Therefore, our aim was to identify if Elbro et al.’s (2012) dynamic reading test could be a suitable diagnostic tool for reading difficulties in a simultaneous multilingual and multiliterate community in Malaysia; and as an auxiliary question, to explore the assertion that such a test would be more sensitive to those reading alphabetic languages as first literacy (Li1). We recruited a convenience sample of 59 Malaysian adults. Due to limitations in recruiting diagnosed dyslexic adults in Malaysia, we used a lexical decision task (LDT) in English, Chinese and Bahasa Melayu (BM) to identify reading proficiency across these three languages, measured phonological awareness in BM, and aimed to identify possible reading difficulties using the self-report Adult Reading History Questionnaire (ARHQ; Lefly & Pennington, 2000). Approximating Elbro et al.’s approach, we compared two reading proficiency groups based on English LDT reaction time (as accuracy was near ceiling) on the reading-related measures. We used English LDT as this appeared to be most participants’ first or second most proficient language based on self-report and LDT scores, and was also the language of current education for most participants. Given the lack of objective reading ability groups, we then performed a hierarchical linear regression to identify if reading skill (as measured by LDTs) or potential reading difficulty (ARHQ) were predicted by the dynamic reading test scores, after controlling for phoneme awareness. We then looked at whether those with an alphabetic First Literacy (Li1) showed different patterns of prediction to those with morphosyllabic Li1s, predicting that if Verhoeven and Perfetti (2022) were correct in their assertion that mapping writing to language is a universal skill in reading development, then there would be similar patterns across literacy groups. Language of first literacy was measured using the Language and Social Background Questionnaire (LSBQ; Anderson et al., 2018), modified to capture the multiple languages and literacies found in Malaysia. It was predicted both that the DRT would significantly predict LDT RTs and ARHQ scores taking phoneme awareness into account, and that the morphosyllabic Li1 group would show a similar pattern of results to those in the alphabetic Li1 group.



The study consisted of 59 participants, majority female, recruited via opportunity sampling (Mage = 22.3 years, SD = 5.19). Research credits were awarded to psychology students.
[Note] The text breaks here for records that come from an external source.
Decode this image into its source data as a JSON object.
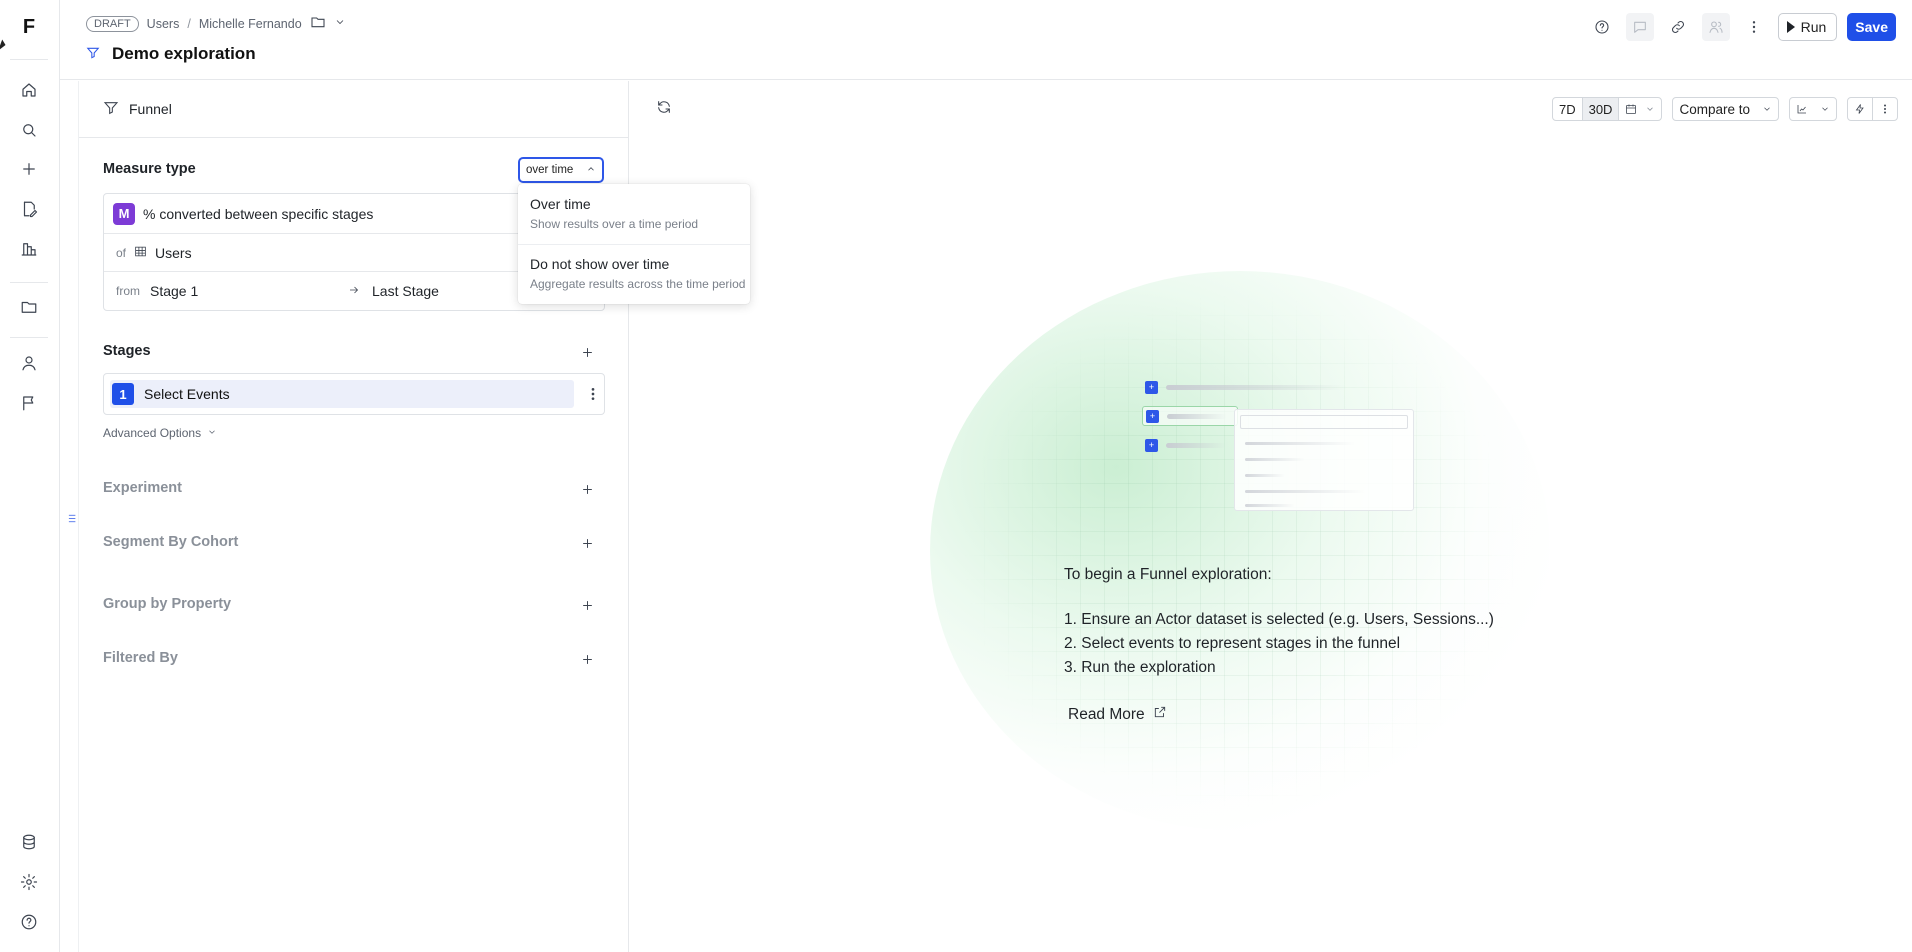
{
  "app": {
    "logo_letter": "F"
  },
  "breadcrumb": {
    "status": "DRAFT",
    "parent": "Users",
    "separator": "/",
    "owner": "Michelle Fernando"
  },
  "page": {
    "title": "Demo exploration"
  },
  "header": {
    "run_label": "Run",
    "save_label": "Save"
  },
  "panel": {
    "tab_label": "Funnel",
    "measure_type_label": "Measure type",
    "measure_dropdown_value": "over time",
    "measure_badge": "M",
    "measure_text": "% converted between specific stages",
    "of_label": "of",
    "dataset": "Users",
    "from_label": "from",
    "from_stage": "Stage 1",
    "to_stage": "Last Stage",
    "stages_label": "Stages",
    "stage_number": "1",
    "stage_text": "Select Events",
    "advanced_options": "Advanced Options",
    "experiment": "Experiment",
    "segment_by_cohort": "Segment By Cohort",
    "group_by_property": "Group by Property",
    "filtered_by": "Filtered By"
  },
  "dropdown": {
    "options": [
      {
        "title": "Over time",
        "subtitle": "Show results over a time period"
      },
      {
        "title": "Do not show over time",
        "subtitle": "Aggregate results across the time period"
      }
    ]
  },
  "toolbar": {
    "range_7d": "7D",
    "range_30d": "30D",
    "compare_label": "Compare to"
  },
  "empty_state": {
    "heading": "To begin a Funnel exploration:",
    "steps": [
      "1. Ensure an Actor dataset is selected (e.g. Users, Sessions...)",
      "2. Select events to represent stages in the funnel",
      "3. Run the exploration"
    ],
    "read_more": "Read More"
  },
  "colors": {
    "accent": "#1f4fe8",
    "measure_badge": "#7d3bd6",
    "stage_highlight": "#eceffa"
  }
}
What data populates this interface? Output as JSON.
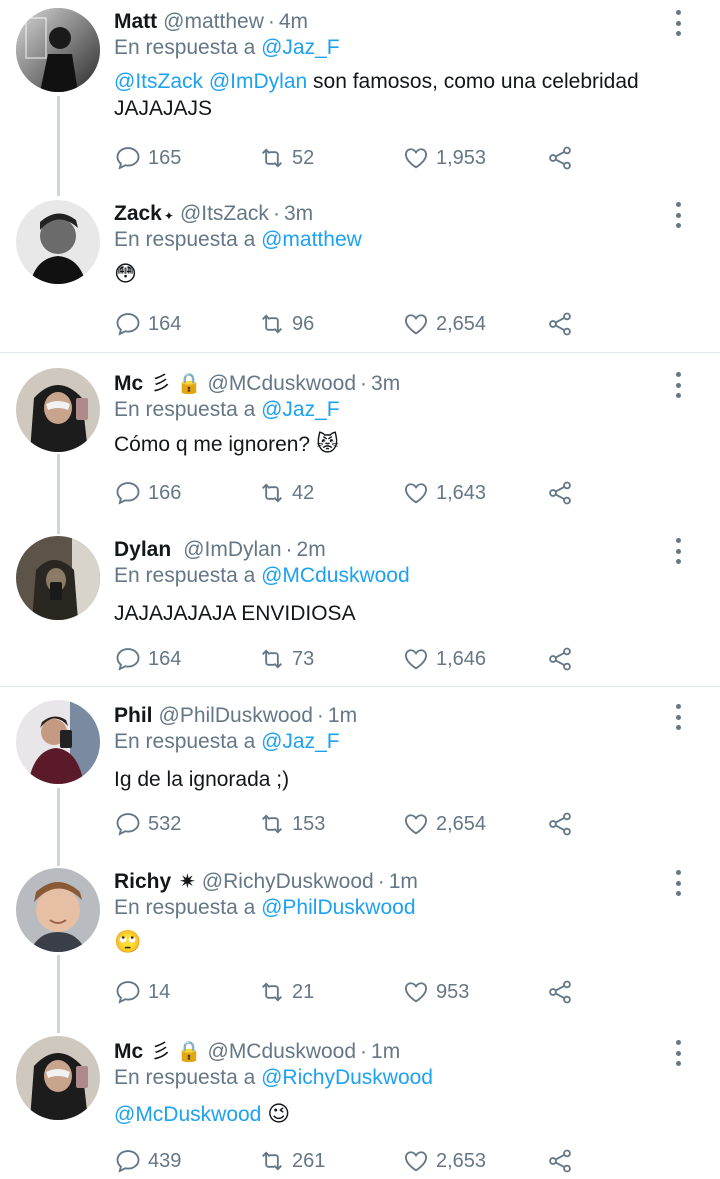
{
  "reply_prefix": "En respuesta a",
  "tweets": [
    {
      "name": "Matt",
      "badge": "",
      "handle": "@matthew",
      "sep": "·",
      "time": "4m",
      "reply_to": "@Jaz_F",
      "mention1": "@ItsZack",
      "mention2": "@ImDylan",
      "text": " son famosos, como una celebridad JAJAJAJS",
      "replies": "165",
      "retweets": "52",
      "likes": "1,953"
    },
    {
      "name": "Zack",
      "badge": "✦",
      "handle": "@ItsZack",
      "sep": "·",
      "time": "3m",
      "reply_to": "@matthew",
      "emoji": "😳",
      "replies": "164",
      "retweets": "96",
      "likes": "2,654"
    },
    {
      "name": "Mc",
      "badge": "彡 🔒",
      "handle": "@MCduskwood",
      "sep": "·",
      "time": "3m",
      "reply_to": "@Jaz_F",
      "text": "Cómo q me ignoren? ",
      "emoji": "😾",
      "replies": "166",
      "retweets": "42",
      "likes": "1,643"
    },
    {
      "name": "Dylan",
      "badge": "",
      "handle": "@ImDylan",
      "sep": "·",
      "time": "2m",
      "reply_to": "@MCduskwood",
      "text": "JAJAJAJAJA ENVIDIOSA",
      "replies": "164",
      "retweets": "73",
      "likes": "1,646"
    },
    {
      "name": "Phil",
      "badge": "",
      "handle": "@PhilDuskwood",
      "sep": "·",
      "time": "1m",
      "reply_to": "@Jaz_F",
      "text": "Ig de la ignorada ;)",
      "replies": "532",
      "retweets": "153",
      "likes": "2,654"
    },
    {
      "name": "Richy",
      "badge": "✷",
      "handle": "@RichyDuskwood",
      "sep": "·",
      "time": "1m",
      "reply_to": "@PhilDuskwood",
      "emoji": "🙄",
      "replies": "14",
      "retweets": "21",
      "likes": "953"
    },
    {
      "name": "Mc",
      "badge": "彡 🔒",
      "handle": "@MCduskwood",
      "sep": "·",
      "time": "1m",
      "reply_to": "@RichyDuskwood",
      "mention1": "@McDuskwood",
      "emoji": "😉",
      "replies": "439",
      "retweets": "261",
      "likes": "2,653"
    }
  ],
  "icons": {
    "reply": "reply-icon",
    "retweet": "retweet-icon",
    "like": "heart-icon",
    "share": "share-icon",
    "more": "more-icon"
  },
  "colors": {
    "accent": "#1da1f2",
    "muted": "#657786",
    "line": "#ccd6dd"
  }
}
Participants gave informed consent at the start of the study.

Participants’ language backgrounds were complicated; the modified LSBQ described below identified first language (speech and literacy), self-reported proficiency and the Lexical Decision Tasks (described below) were used to determine the language in which participants were most accurate and quickest. Although the numbers appear relatively stable within-participants, there were noticeable differences between self-reported proficiency and that measured by the lexical decision tasks. Some participants had noticeable proficiency differences across the three languages, whilst others had more balanced patterns across measurement (see Table 1).

Table 1 Distribution of participants according to language characteristics


Language and social background questionnaire (LSBQ; Anderson et al., 2018).
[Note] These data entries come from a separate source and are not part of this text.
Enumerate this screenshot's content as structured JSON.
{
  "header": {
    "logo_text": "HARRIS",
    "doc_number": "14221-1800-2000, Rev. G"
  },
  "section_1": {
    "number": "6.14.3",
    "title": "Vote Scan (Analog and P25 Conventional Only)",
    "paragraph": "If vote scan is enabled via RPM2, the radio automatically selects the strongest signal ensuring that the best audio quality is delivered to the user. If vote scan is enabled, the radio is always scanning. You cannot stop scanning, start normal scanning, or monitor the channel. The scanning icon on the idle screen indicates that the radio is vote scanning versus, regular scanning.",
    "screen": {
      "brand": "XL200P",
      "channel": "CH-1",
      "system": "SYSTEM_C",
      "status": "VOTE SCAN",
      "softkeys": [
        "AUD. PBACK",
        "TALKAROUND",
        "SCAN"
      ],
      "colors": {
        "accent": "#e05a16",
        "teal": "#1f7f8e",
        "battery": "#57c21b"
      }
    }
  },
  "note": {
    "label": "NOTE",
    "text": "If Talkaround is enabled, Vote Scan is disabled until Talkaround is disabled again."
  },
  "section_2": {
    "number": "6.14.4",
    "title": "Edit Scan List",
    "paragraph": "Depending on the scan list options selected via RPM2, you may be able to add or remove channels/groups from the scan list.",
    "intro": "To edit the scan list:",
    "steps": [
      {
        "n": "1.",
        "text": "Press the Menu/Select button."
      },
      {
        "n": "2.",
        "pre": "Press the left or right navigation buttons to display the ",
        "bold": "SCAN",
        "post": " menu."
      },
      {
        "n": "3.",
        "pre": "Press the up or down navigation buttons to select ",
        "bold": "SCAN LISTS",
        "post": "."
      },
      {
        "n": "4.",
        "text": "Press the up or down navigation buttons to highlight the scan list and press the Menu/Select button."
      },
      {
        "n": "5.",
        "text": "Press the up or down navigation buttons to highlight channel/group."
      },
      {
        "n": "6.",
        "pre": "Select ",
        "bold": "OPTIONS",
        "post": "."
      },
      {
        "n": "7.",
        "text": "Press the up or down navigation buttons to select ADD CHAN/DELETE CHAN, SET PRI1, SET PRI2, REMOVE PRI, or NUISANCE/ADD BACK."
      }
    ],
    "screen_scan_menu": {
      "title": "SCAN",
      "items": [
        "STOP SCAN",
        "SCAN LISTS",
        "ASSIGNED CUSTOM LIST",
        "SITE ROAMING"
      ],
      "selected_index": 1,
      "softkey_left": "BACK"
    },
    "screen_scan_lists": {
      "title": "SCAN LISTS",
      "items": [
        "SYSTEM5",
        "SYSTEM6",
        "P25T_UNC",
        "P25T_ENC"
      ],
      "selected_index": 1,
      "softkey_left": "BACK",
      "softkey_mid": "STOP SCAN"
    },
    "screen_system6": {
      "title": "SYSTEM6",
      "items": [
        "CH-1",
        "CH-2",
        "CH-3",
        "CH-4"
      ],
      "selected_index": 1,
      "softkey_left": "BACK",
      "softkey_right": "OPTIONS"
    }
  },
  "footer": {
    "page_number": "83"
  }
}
This questionnaire was modified to allow multiple languages and literacies to be reported. Nine questions were asked regarding up to six languages, about age of acquisition, proficiency, use across various situations etc. This questionnaire typically results in a numeric value which represents the balance of bilingualism per participant. However, we used it to identify first / earliest spoken and written languages, and the spoken and written languages in which each participant felt most proficient.
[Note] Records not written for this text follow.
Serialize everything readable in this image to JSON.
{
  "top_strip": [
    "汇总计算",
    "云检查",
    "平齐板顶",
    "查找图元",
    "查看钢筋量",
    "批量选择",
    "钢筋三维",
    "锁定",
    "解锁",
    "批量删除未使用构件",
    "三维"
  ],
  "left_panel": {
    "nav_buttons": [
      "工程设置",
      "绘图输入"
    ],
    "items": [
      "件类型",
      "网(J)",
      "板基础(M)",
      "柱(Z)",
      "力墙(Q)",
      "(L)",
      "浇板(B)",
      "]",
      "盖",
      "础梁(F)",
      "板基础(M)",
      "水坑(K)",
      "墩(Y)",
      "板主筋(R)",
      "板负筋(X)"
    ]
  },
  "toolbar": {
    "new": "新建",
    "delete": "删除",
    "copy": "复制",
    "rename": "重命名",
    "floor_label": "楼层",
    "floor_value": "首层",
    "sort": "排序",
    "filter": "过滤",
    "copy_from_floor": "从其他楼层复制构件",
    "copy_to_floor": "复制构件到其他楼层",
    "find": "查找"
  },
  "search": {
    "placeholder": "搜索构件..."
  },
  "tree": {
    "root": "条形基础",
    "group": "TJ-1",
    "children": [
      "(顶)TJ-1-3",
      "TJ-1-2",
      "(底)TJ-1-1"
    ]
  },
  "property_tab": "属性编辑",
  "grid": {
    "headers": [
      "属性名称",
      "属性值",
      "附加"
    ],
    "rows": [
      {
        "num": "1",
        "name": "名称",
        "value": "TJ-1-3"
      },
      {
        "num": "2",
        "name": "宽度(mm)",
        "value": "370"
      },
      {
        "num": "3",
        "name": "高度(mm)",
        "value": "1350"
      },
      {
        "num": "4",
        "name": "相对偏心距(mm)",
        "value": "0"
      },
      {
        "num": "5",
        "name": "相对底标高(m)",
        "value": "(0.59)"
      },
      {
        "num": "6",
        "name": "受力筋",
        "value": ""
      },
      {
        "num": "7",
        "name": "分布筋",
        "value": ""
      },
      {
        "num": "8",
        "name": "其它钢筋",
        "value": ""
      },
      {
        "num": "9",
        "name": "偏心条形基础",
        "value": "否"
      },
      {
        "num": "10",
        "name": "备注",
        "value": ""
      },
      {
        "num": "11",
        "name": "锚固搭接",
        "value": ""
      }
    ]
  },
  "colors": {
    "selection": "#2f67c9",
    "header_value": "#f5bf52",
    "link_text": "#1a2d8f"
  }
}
The adult reading history questionnaire (ARHQ; Lefly & Pennington, 2000).

The English-language questionnaire measures attitudes towards reading, experience with literacy and numbers during childhood as well as family-based risk factors such as history of dyslexia or reading difficulty in the family. Participants were asked to rate each question or statement using a 5-point Likert scale (Range = 0–4). Responses in between points were accepted. The score was calculated as the total ratings from the first 23 items divided by 92, giving a proportion score. Scores above 0.3 indicate a positive history of reading disability in US samples. The questionnaire was not amended for this sample and was used as a proxy for reading ability in light of the community sample and lack of potential participants with a formal diagnosis of reading difficulty.

Dynamic reading test (Elbro et al., 2012).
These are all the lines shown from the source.